Cuba’s Problem Is a Lack of Human Rights, Not the Embargo


Editor’s note: this letter appeared in the October 27 edition of the Washington Post.

Conversations with the Cuban government, which have been maintained for decades by US congressmen, lobbies, nongovernmental organizations, businessmen, journalists, religious leaders, intelligence, and government officers, have hardly served democracy in Cuba. Nor has the US trade embargo.

Rosa María Payá (right) and her mother remember the death of democracy-activist Oswaldo Payá and reinforce their call for liberation in Cuba. (@RosaMariaPaya)
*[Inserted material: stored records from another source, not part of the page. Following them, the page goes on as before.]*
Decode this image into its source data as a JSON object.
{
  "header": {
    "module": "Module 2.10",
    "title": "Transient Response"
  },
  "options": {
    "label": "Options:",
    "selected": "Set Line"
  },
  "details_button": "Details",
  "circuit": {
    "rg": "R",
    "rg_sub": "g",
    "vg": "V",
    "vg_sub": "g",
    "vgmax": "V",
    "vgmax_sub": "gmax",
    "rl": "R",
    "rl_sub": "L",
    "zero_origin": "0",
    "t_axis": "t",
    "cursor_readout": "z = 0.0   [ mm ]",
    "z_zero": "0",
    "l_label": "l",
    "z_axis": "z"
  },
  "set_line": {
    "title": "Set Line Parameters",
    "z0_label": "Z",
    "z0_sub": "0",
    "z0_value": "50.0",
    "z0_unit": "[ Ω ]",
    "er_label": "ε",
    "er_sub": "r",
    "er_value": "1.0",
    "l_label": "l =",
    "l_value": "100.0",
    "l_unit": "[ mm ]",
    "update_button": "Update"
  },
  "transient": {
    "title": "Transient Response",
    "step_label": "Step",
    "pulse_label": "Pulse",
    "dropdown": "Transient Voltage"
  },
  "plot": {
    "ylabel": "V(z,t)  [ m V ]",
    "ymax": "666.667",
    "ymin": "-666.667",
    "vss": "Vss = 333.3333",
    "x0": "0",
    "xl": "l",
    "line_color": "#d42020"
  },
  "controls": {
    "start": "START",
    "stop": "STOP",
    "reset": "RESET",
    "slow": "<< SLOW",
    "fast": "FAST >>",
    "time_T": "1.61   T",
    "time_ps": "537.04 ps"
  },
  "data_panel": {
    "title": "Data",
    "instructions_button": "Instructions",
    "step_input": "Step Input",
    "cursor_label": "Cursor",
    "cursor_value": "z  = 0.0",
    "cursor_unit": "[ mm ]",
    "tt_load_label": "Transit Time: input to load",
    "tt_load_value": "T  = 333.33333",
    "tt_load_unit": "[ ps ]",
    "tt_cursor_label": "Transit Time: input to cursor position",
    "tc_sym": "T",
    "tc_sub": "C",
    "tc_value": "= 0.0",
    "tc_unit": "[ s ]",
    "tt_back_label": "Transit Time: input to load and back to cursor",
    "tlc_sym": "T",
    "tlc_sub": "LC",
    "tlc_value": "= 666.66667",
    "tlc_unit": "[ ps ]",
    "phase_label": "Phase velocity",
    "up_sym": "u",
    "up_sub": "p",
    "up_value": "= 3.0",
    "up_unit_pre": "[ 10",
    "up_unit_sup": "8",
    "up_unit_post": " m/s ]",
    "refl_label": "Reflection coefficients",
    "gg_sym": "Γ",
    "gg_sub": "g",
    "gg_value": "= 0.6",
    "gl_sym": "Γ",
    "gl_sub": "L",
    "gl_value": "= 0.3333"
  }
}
What Wayne S. Smith, Cuba project director for the Center for International Policy, said in an October 26 letter (“Keep the trade embargo?”) is a Cuban move “toward liberalization,” my father, Oswaldo Payá, called “fraudulent change.” The Cuban dictatorship that is supposedly changing is the one responsible for taking the life of my father and Harold Cepero on July 22, 2012. They refuse to allow an investigation of these deaths.

How can anyone know what “the overwhelming majority” of Cubans agree on if we have no access to mass media on the island and no citizen under the age of 80 has ever voted in free and pluralistic elections? Cubans deserve and have asked for a plebiscite to change our law, so that we can choose a legitimate government and hold it accountable.

Lifting the US embargo is not the solution, because it is not the cause of our lack of political and economic rights. I’m in favor of coherent communication, but engagement and dialogue should not be a reward for the military elite from Havana that imposes its monologic agenda on my people while fostering intolerance and hostility with absolute impunity.

Let’s not speak for the Cubans but support the right of Cubans to have a voice in Cuba.